Kişi, amellerini
samimiyetle yapınca; riya ve ucbu görme hususunda basîret
sahibi olur.
Ebü’l-Abbâs Hüsbânî hazretleri
Şafiî mezhebi fıkıh âlimlerindendir. 749 (m. 1348)’de Şam’da doğdu.
815 (m. 1412)’de Sâlihiyye’de vefât etti. Talebelerine şöyle
nasihat etti:
Bir talebenin başlangıçta dikkat
edeceği en önemli şey, nefsini muhafaza etmesi, başına gelecek olan
âfetlerden sakınmasıdır. Çünkü zâhirî ve batınî mâniler pek çoktur.
İlk sakınılacak şeyler; riya, ucub, şöhret ve kibirdir. Bunlar
öldürücü zehirdir. Zîrâ bunlardan az bir şey amellerin gitmesine
sebep olur. Bunlar insanda, karıncanın yürüyüşünden daha sessiz ve
gizli, fakat ortaya çıkardığı ve görünen âfeti çok büyüktür. Kişide
riya, dünyâya olan meyil ve dünyâyı âhirete tercih etmesinden ve
nefis muhâsebesini ihmâl etmesinden meydana gelir. Nitekim,
Muhammed sûresinin otuzüçüncü âyet-i kerîmesinde meâlen; “Ey
îmân edenler! Allaha ve Peygambere itaat edin. (Küfür ve nifak
gibi şeylerle) amellerinizi boşa çıkarmayın” buyuruluyor.
İnsan, Allahü teâlânın emri olan amelde ihlâsı terk edince, riya
ile ihlâsı birbirinden ayıramaz. Aklına geldiği gibi yapar.
Ameller, ancak ihlâsla, samimî olarak yapılınca kıymet kazanır.
Kişi amellerini samimiyetle yapıp yalanı terk edince; riya, ucub ve
diğer şerre sebep olan şeyleri görme hususunda basîret sahibi olur.

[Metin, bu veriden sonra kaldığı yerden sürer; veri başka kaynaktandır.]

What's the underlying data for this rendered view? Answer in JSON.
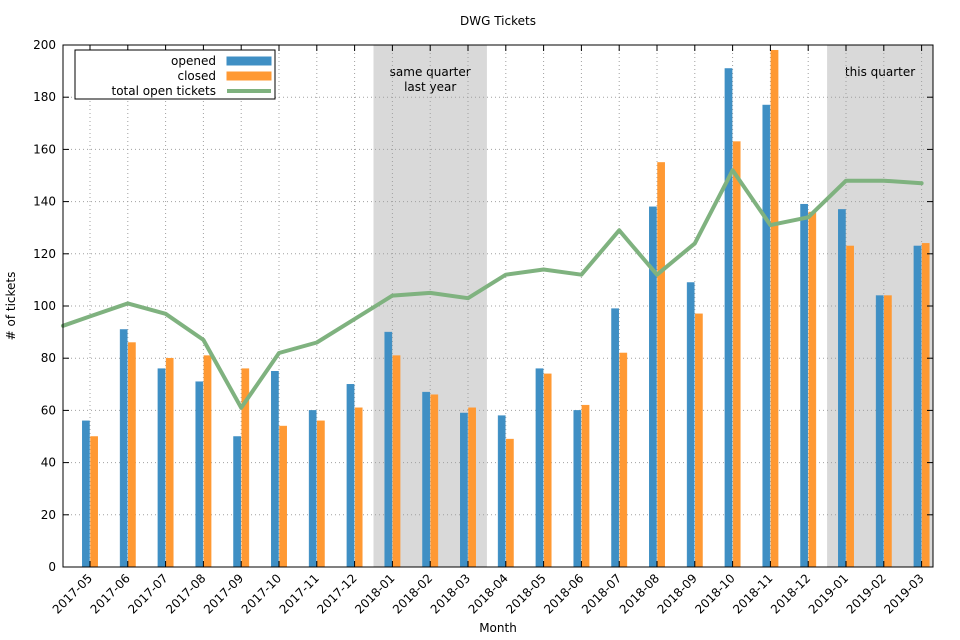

Âlimlerden birisi şöyle buyurdu:
“Şeytan, âdemoğluna günah
işletmek için çalışır. Bunu yaptıramazsa, onu aldatıp derece derece
kötülüğe yaklaştırmak için, ona nasîhat eder. Sonra bunda başarılı
olamazsa, onu bidatlere düşürmek için çok gayret sarf eder. Buna da
muvaffak olamazsa, ona bir helâli haram, bir haramı da helâl
saydırmak için uğraşır. Bunda da muvaffak olamazsa, ona abdestinde
yaklaşmak ister. Onu, abdestinde, namazında ve orucunda şüpheye
düşürmeye çalışır.”
Amel bakımından insanlar üç
kısımdır: 1- Hayırlı bir amel yaparken kendilerini unutanlar.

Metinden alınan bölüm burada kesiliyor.